Chicago is the only locale Thismia Americana has ever been discovered. In 1912, University of Chicago graduate student Norma Pfeiffer first saw the Thismia in a low, wet prairie on the Southeast Side near Torrence Avenue. She collected the plants for the next few years, but no one, including Pfeiffer, ever saw Thismia in the wild again after 1916.

In the decades since, scientists and plant enthusiasts alike have tried to find any sign of Thismia Americana. None have been successful.

About 20 of the samples from 1912-16 can be found in the Field Museum's collection, Telfer said.
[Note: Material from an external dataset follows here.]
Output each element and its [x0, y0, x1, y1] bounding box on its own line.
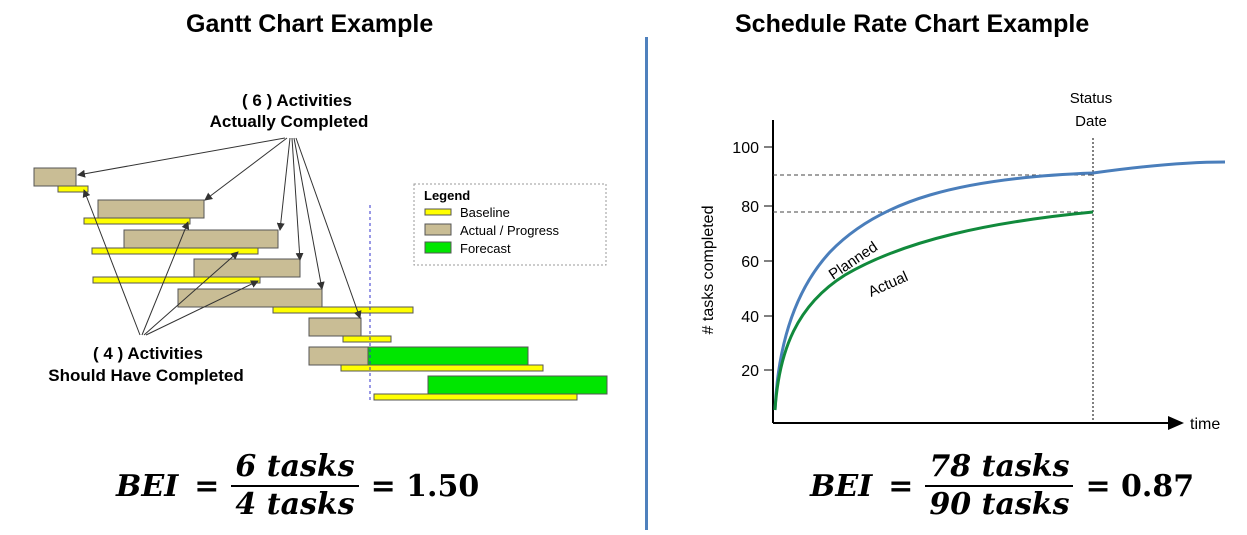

The plant continues to be shrouded in mystery for many reasons, Telfer said. First is its extremely small size; the fact Pfeiffer saw one in the first place is a "miracle," Telfer said. No one knows why Thismia Americana was in Chicago in the first place; its closest relatives are located in New Zealand, Australia and Tasmania.

"Its closest known relative comes from the other side of the globe, so how did it get here and where did it go?" Telfer said.

The plant itself was also strange. It didn't produce chlorophyll and didn't use photosynthesis. It also spent most of the year underground, feeding on fungi that grew on its roots. The entire plant was white, almost ghost-like, and featured tiny translucent blue green flowers.

Finding another, Telfer said, would be remarkable.

"It seems to be a powerful and enduring symbol of the fragility of our native ecosystems, and the prospect of perhaps rediscovering it is a perfect stand-in for all that we have yet to discover," he said.